1. Penyulingan cara rebus (water distillation)
Pada metode penyulingan dengan cara rebus ini terna nilam yang akan disuling kontak langsung dengan air yang mendidih. Terna nilam dapat mengapung atau tenggelam, tergantung berat jenisnya dan jumlah bahan yang akan disuling yang dimasukkan ke dalam ketel. Pemanasannya dapat dilakukan dengan menggunakan pemanasan langsung, mantel uap ataupun pipa uap dalam spiral yang terbuka dan berlubang (Sumarni, Nunung dan Solekan, 2010). Pada metode penyulingan cara rebus, ketel suling diisi air sampai volumenya 50% dan dipanaskan. Sebelum air mendidih, terna nilam dimasukkan ke dalam ketel suling, sehingga penguapan air dan minyak atsiri berlangsung bersamaan.
2. Penyulingan dengan uap (steam distillation)

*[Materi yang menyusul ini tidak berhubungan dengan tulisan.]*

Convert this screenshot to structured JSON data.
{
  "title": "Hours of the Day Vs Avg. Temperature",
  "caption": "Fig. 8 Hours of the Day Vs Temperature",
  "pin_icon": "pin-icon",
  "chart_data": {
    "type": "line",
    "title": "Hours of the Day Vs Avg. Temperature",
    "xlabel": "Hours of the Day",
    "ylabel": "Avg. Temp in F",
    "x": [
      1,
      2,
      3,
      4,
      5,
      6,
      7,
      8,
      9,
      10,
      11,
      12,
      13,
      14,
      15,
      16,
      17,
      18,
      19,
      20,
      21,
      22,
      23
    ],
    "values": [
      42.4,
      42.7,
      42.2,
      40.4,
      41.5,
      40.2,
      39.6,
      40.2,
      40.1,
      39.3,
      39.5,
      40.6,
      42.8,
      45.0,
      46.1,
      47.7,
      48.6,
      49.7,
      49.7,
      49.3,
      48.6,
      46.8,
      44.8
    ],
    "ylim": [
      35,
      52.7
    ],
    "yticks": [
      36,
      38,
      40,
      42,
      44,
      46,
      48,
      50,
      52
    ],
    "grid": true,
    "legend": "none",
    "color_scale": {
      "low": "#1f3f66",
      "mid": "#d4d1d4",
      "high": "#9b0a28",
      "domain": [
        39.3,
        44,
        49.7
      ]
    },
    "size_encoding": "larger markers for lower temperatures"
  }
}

Pada metode ini, air yang menjadi sumber uap panas terletak dalam boiler yang letaknya terpisah dari ketel penyuling. Penyulingan dengan uap sebaiknya dimulai dengan tekanan uap yang rendah (kurang lebih 1 atm), kemudian secara berangsur-angsur tekanan uap dinaikkan menjadi kurang lebih 3 atm. Metode ini membutuhkan tipe alat penyulingan dengan kontruksi yang lebih kuat dan tahan lama dari pada tipe alat penyulingan untuk metode lainnya (Ketaren, 1985). Pada metode ini ketel uap yang berisi air dipanaskan kemudian uapnya dialirkan ke dalam ketel suling yang berisi terna nilam. Partikel-partikel minyak pada bahan akan terbawa bersama uap dan dialirkan ke alat pendingin, sehingga uap air yang bercampur minyak akan mengembun dan mencair kembali. Selanjutnya, dialirkan ke tabung pemisah minyak yang akan memisahkan minyak atsiri dan air. 3. Penyulingan dengan cara kukus (water and steam distillation)
Menurut Hayani (2005), dalam industri pengolahan minyak atsiri dikenal tiga macam sistem penyulingan, yaitu penyulingan air (rebus), penyulingan dengan uap dan air (kukus), serta penyulingan uap. Cara penyulingan yang paling sederhana untuk memperoleh minyak nilam adalah dengan penyulingan air dan uap atau dikukus. Cara ini biasa dilakukan untuk skala kecil, sedangkan untuk skala industri menggunakan cara penyulingan uap. Penyulingan terna nilam untuk mendapatkan minyak atsiri dilakukan antara 6-8 jam.
Pada penyulingan ini terna nilam yang akan disuling diletakkan di atas sarangan berlubang yang menyebabkan bahan tidak berhubungan langsung dengan air mendidih sehingga penyulingan ini disebut juga dengan penyulingan tidak langsung (indirect distillation). Kemudian ketel penyulingan diisi dengan air sampai permukaannya tidak jauh dari bawah sarangan. Terna nilam yang akan disuling hanya berhubungan dengan uap dan tidak dengan air panas.